Trem Intercidades SP-Campinas: obras em março, R$ 16,85 bi e viagem em 1h04

Imagem: Wikimedia Commons (CC BY 4.0) — Ichibashi

Trem Intercidades SP-Campinas: obras em março, R$ 16,85 bi e viagem em 1h04

Obras do Trem Intercidades São Paulo-Campinas começam em março. Investimento de R$ 16,85 bilhões, velocidade de 140 km/h e operação prevista para 2031.

Fonte principal: Brasil muda de patamar com construção de trem rápido com velocidade de 140 km/h e investimento de R$ 16,8 bilhões: obras · Por Redação Mundo Trilhos


O Trem Intercidades Eixo Norte, que ligará São Paulo a Campinas em cerca de uma hora e quatro minutos, teve suas obras antecipadas para março. O investimento total é de R$ 16,85 bilhões, e a operação comercial está prevista para 2031, segundo informações do clickpetroleoegas.com.br.

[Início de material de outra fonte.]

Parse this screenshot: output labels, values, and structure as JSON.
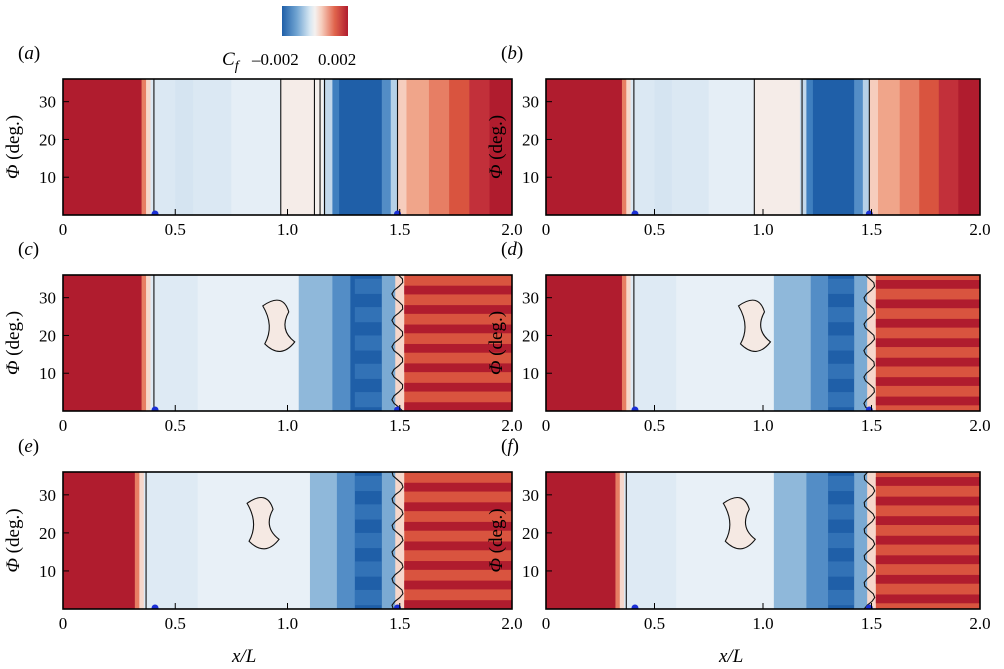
{
  "colorbar": {
    "label": "C",
    "label_sub": "f",
    "tick_labels": [
      "–0.002",
      "0.002"
    ],
    "range": [
      -0.002,
      0.002
    ],
    "colors": [
      "#1f5fa8",
      "#8fb8da",
      "#f4f1f0",
      "#f0a58a",
      "#b01c2e"
    ]
  },
  "xlabel": "x/L",
  "ylabel": "Φ (deg.)",
  "ylabel_symbol": "Φ",
  "ylabel_unit": "(deg.)",
  "chart_data": [
    {
      "id": "a",
      "label": "(a)",
      "type": "heatmap",
      "xlim": [
        0,
        2.0
      ],
      "ylim": [
        0,
        36
      ],
      "xticks": [
        "0",
        "0.5",
        "1.0",
        "1.5",
        "2.0"
      ],
      "yticks": [
        "10",
        "20",
        "30"
      ],
      "markers_x": [
        0.41,
        1.49
      ],
      "bands": [
        [
          0.0,
          0.35,
          0.0024
        ],
        [
          0.35,
          0.37,
          0.0012
        ],
        [
          0.37,
          0.39,
          0.0003
        ],
        [
          0.39,
          0.5,
          -0.0002
        ],
        [
          0.5,
          0.58,
          -0.00025
        ],
        [
          0.58,
          0.75,
          -0.0002
        ],
        [
          0.75,
          0.97,
          -0.00012
        ],
        [
          0.97,
          1.12,
          8e-05
        ],
        [
          1.12,
          1.16,
          2e-05
        ],
        [
          1.16,
          1.2,
          -0.0004
        ],
        [
          1.2,
          1.23,
          -0.0016
        ],
        [
          1.23,
          1.42,
          -0.0024
        ],
        [
          1.42,
          1.46,
          -0.0014
        ],
        [
          1.46,
          1.49,
          -0.0005
        ],
        [
          1.49,
          1.53,
          0.0004
        ],
        [
          1.53,
          1.63,
          0.0008
        ],
        [
          1.63,
          1.72,
          0.0012
        ],
        [
          1.72,
          1.81,
          0.0016
        ],
        [
          1.81,
          1.9,
          0.002
        ],
        [
          1.9,
          2.0,
          0.0024
        ]
      ],
      "contour_x": [
        0.405,
        0.97,
        1.12,
        1.145,
        1.165,
        1.49
      ]
    },
    {
      "id": "b",
      "label": "(b)",
      "type": "heatmap",
      "xlim": [
        0,
        2.0
      ],
      "ylim": [
        0,
        36
      ],
      "xticks": [
        "0",
        "0.5",
        "1.0",
        "1.5",
        "2.0"
      ],
      "yticks": [
        "10",
        "20",
        "30"
      ],
      "markers_x": [
        0.41,
        1.49
      ],
      "bands": [
        [
          0.0,
          0.35,
          0.0024
        ],
        [
          0.35,
          0.37,
          0.0012
        ],
        [
          0.37,
          0.39,
          0.0003
        ],
        [
          0.39,
          0.5,
          -0.0002
        ],
        [
          0.5,
          0.58,
          -0.00025
        ],
        [
          0.58,
          0.75,
          -0.0002
        ],
        [
          0.75,
          0.96,
          -0.00012
        ],
        [
          0.96,
          1.17,
          8e-05
        ],
        [
          1.17,
          1.2,
          -0.0004
        ],
        [
          1.2,
          1.23,
          -0.0016
        ],
        [
          1.23,
          1.42,
          -0.0024
        ],
        [
          1.42,
          1.46,
          -0.0014
        ],
        [
          1.46,
          1.49,
          -0.0005
        ],
        [
          1.49,
          1.53,
          0.0004
        ],
        [
          1.53,
          1.63,
          0.0008
        ],
        [
          1.63,
          1.72,
          0.0012
        ],
        [
          1.72,
          1.81,
          0.0016
        ],
        [
          1.81,
          1.9,
          0.002
        ],
        [
          1.9,
          2.0,
          0.0024
        ]
      ],
      "contour_x": [
        0.405,
        0.96,
        1.18,
        1.49
      ]
    },
    {
      "id": "c",
      "label": "(c)",
      "type": "heatmap",
      "xlim": [
        0,
        2.0
      ],
      "ylim": [
        0,
        36
      ],
      "xticks": [
        "0",
        "0.5",
        "1.0",
        "1.5",
        "2.0"
      ],
      "yticks": [
        "10",
        "20",
        "30"
      ],
      "markers_x": [
        0.41,
        1.49
      ],
      "bands": [
        [
          0.0,
          0.35,
          0.0024
        ],
        [
          0.35,
          0.37,
          0.0012
        ],
        [
          0.37,
          0.39,
          0.0003
        ],
        [
          0.39,
          0.6,
          -0.00018
        ],
        [
          0.6,
          1.05,
          -0.0001
        ],
        [
          1.05,
          1.2,
          -0.0008
        ],
        [
          1.2,
          1.28,
          -0.0014
        ],
        [
          1.28,
          1.42,
          -0.0024
        ],
        [
          1.42,
          1.48,
          -0.001
        ],
        [
          1.48,
          1.52,
          0.0003
        ],
        [
          1.52,
          2.0,
          0.0016
        ]
      ],
      "contour_x": [
        0.405,
        1.49
      ]
    },
    {
      "id": "d",
      "label": "(d)",
      "type": "heatmap",
      "xlim": [
        0,
        2.0
      ],
      "ylim": [
        0,
        36
      ],
      "xticks": [
        "0",
        "0.5",
        "1.0",
        "1.5",
        "2.0"
      ],
      "yticks": [
        "10",
        "20",
        "30"
      ],
      "markers_x": [
        0.41,
        1.49
      ],
      "bands": [
        [
          0.0,
          0.35,
          0.0024
        ],
        [
          0.35,
          0.37,
          0.0012
        ],
        [
          0.37,
          0.39,
          0.0003
        ],
        [
          0.39,
          0.6,
          -0.00018
        ],
        [
          0.6,
          1.05,
          -0.0001
        ],
        [
          1.05,
          1.22,
          -0.0008
        ],
        [
          1.22,
          1.3,
          -0.0014
        ],
        [
          1.3,
          1.42,
          -0.0024
        ],
        [
          1.42,
          1.48,
          -0.001
        ],
        [
          1.48,
          1.52,
          0.0003
        ],
        [
          1.52,
          2.0,
          0.0016
        ]
      ],
      "contour_x": [
        0.405,
        1.49
      ]
    },
    {
      "id": "e",
      "label": "(e)",
      "type": "heatmap",
      "xlim": [
        0,
        2.0
      ],
      "ylim": [
        0,
        36
      ],
      "xticks": [
        "0",
        "0.5",
        "1.0",
        "1.5",
        "2.0"
      ],
      "yticks": [
        "10",
        "20",
        "30"
      ],
      "markers_x": [
        0.41,
        1.49
      ],
      "bands": [
        [
          0.0,
          0.32,
          0.0024
        ],
        [
          0.32,
          0.34,
          0.0012
        ],
        [
          0.34,
          0.36,
          0.0003
        ],
        [
          0.36,
          0.6,
          -0.00018
        ],
        [
          0.6,
          1.1,
          -0.0001
        ],
        [
          1.1,
          1.22,
          -0.0008
        ],
        [
          1.22,
          1.3,
          -0.0014
        ],
        [
          1.3,
          1.42,
          -0.0024
        ],
        [
          1.42,
          1.48,
          -0.001
        ],
        [
          1.48,
          1.52,
          0.0003
        ],
        [
          1.52,
          2.0,
          0.0016
        ]
      ],
      "contour_x": [
        0.37,
        1.49
      ]
    },
    {
      "id": "f",
      "label": "(f)",
      "type": "heatmap",
      "xlim": [
        0,
        2.0
      ],
      "ylim": [
        0,
        36
      ],
      "xticks": [
        "0",
        "0.5",
        "1.0",
        "1.5",
        "2.0"
      ],
      "yticks": [
        "10",
        "20",
        "30"
      ],
      "markers_x": [
        0.41,
        1.49
      ],
      "bands": [
        [
          0.0,
          0.32,
          0.0024
        ],
        [
          0.32,
          0.34,
          0.0012
        ],
        [
          0.34,
          0.36,
          0.0003
        ],
        [
          0.36,
          0.6,
          -0.00018
        ],
        [
          0.6,
          1.05,
          -0.0001
        ],
        [
          1.05,
          1.2,
          -0.0008
        ],
        [
          1.2,
          1.3,
          -0.0014
        ],
        [
          1.3,
          1.42,
          -0.0024
        ],
        [
          1.42,
          1.48,
          -0.001
        ],
        [
          1.48,
          1.52,
          0.0003
        ],
        [
          1.52,
          2.0,
          0.0016
        ]
      ],
      "contour_x": [
        0.37,
        1.49
      ]
    }
  ]
}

O projeto é conduzido pela concessionária TIC Trens, formada pelo consórcio vencedor do leilão de fevereiro de 2024. A empresa é composta pela chinesa CRRC Hong Kong (40%) e pelo Grupo Comporte (60%), da família Constantino. A tecnologia chinesa se alia à gestão brasileira para transformar a mobilidade no interior paulista.

O cronograma original previa início em maio, mas a antecipação foi possível graças à apresentação dos projetos e à obtenção de licenças ambientais e de obra antes do prazo, conforme a Artesp.

O projeto contempla cerca de 100 km de extensão total. Inclui o Trem Intercidades expresso entre São Paulo (estação Água Branca) e Campinas, o Trem Intermetropolitano com paradas em Louveira, Vinhedo e Valinhos, e a modernização completa da Linha 7-Rubi (Água Branca-Jundiaí), que servirá como espinha dorsal do sistema.

A previsão é que a passagem do Trem Intercidades custe R$ 64,00 na ligação direta, enquanto o Trem Intermetropolitano terá tarifa de R$ 14,05 entre Jundiaí e Campinas.

As obras começaram pela preparação da base da ferrovia. A concessionária identificou nove pontos simultâneos de trabalho no trecho entre Jundiaí e Campinas, ao longo de 40 km. Após a terraplanagem, serão instalados dormentes e trilhos.

O segmento mais complexo é a Linha 7-Rubi, com 60 km onde hoje convivem trens de passageiros da CPTM (400 mil passageiros/dia) e trens de carga da MRS Logística. A renovação antecipada da concessão da MRS prevê a construção de uma via segregada exclusiva para cargas, liberando espaço para o Trem Intercidades. A segregação é pré-condição para a operação segura a 140 km/h.

A TIC Trens já recebeu sete dos nove veículos de manutenção adquiridos da China, pelo Porto de Santos: uma socadora, duas locomotivas, três vagões hopper e um vagão prancha. Os dois restantes (outra socadora e um equipamento de manutenção de rede aérea) estavam previstos para março.

O contrato de concessão tem duração de 30 anos. Do total de R$ 16,85 bilhões, R$ 9,5 bilhões são aportes diretos do Governo do Estado de São Paulo; o restante será financiado pela concessionária.

O projeto representa a maior aposta do governo paulista na modernização do transporte coletivo de média e longa distância, retomando discussões que vinham desde os anos 1990. Além de reduzir o tempo de viagem, o Trem Intercidades deve reorganizar o desenvolvimento urbano ao longo do eixo norte da Região Metropolitana de Campinas.